7. Die Macht junger Frauen reicht weiter als die junger Männer

Andreas, könnte man sagen, ist also „teilweise entschuldigt“ in Bezug auf seine Unfähigkeit, seine Wünsche zum Ausdruck zu bringen und den anderen Familienmitgliedern zu sagen, wer er wirklich ist. Denn Andreas erfährt die Sexualität zum ersten Mal in seinem Leben, und das ist alles noch neu für ihn.
Was er allerdings auf der sozialen Ebene mit seiner Sexualität erlebt, ist zugleich allzu normal und trotzdem zugleich auch sehr erstaunlich. Normal ist es, weil wir von Geschichten von der Art im Übermaß umgeben sind.

Erstaunlich ist es, weil wir uns trotzdem für gewöhnlich weigern, diese Geschichten zur Kenntnis zu nehmen und sie angemessen zu interpretieren.
Was Andreas erfahren muss, ist, dass sich ein Mädchen aus seiner Klasse als sozial mächtiger erweist als er. Daraufhin wird er umdenken müssen: Bisher hielt er sich für stärker als die Mädchen, weil er körperlich stärker ist als sie. Jetzt zeigt sich, dass die erotische Anziehungskraft der Michi dazu ausreicht, ihr Männer, die älter sind als Andreas, gefällig zu machen.

Ein Student führt sie mit seinem Auto nach Hause; ein Schüler aus der 8. Klasse, der ihr Lateinnachhilfeunterricht gibt, erlässt ihr die Kosten für den Unterricht gegen einen Kuss.

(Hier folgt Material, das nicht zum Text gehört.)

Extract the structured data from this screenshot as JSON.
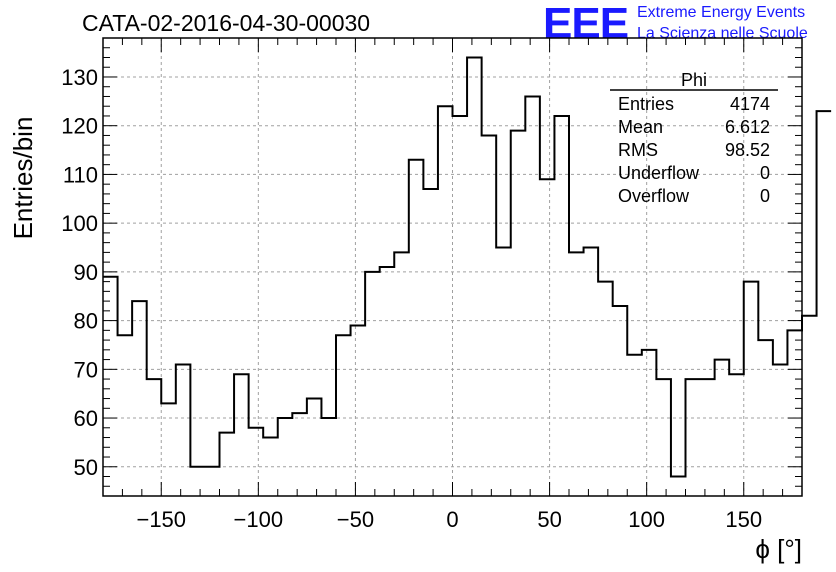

Ob diese Darstellungen den Tatsachen entsprechen oder nur Gerüchte sind, wissen wir natürlich nicht. Aber das weiß man in solchen Fällen ja nie. Wissen tun wir nur vom durchschlagenden Effekt von Michis Erotik, der auch ihre männlichen Lehrer nicht unbeeindruckt lässt.

Und Michi experimentiert offenbar noch mit dieser neuen Waffe, deren Kraft und Reichweite sie noch nicht genau einschätzen kann und deren Nutzen sie noch herausbekommen muss.

MICHIS EROTIK

„Und heuer, am Schulanfang, da wieder habe es so ausgesehen, als ob sich der Andreas in etwas einließe mit dieser Michi, aber auch diesbezüglich könne er den Großvater beruhigen, eine Beziehung über das üblich Kameradschaftliche hinaus habe sich da nicht entwickelt. Gottlob! sagte er. Denn diese Michi, das müsse der Großvater wissen, sei ein echter Sargnagel als Schülerin. Eine, die nichts im Hirn habe als ihre erotische Ausstrahlung. Lang erzählte er dem Großvater von der Michi, und der Großvater hörte geduldig zu. Diese Michi habe nämlich ein besonderes Vergnügen daran, [S. 163] auch die männlichen Lehrer mit ihrer erotischen Ausstrahlung zu verwirren. Und das mache einem schon zu schaffen, seufzte der Klassenvorstand.“

S. 162-3

 

8. Susannas Optionen bei der Partnerwahl: Schönheit vs. Wohlstand

Der Unterschied zwischen Frauen und Männern besteht grundsätzlich darin, dass Frauen die Partnerwahl zur Erfüllung ihrer Lebenswünsche einsetzen können. Sie können das, weil sie bei der Partnerwahl immer etwas bekommen. Männer können das nicht, weil sie die Partnerwahl etwas kostet.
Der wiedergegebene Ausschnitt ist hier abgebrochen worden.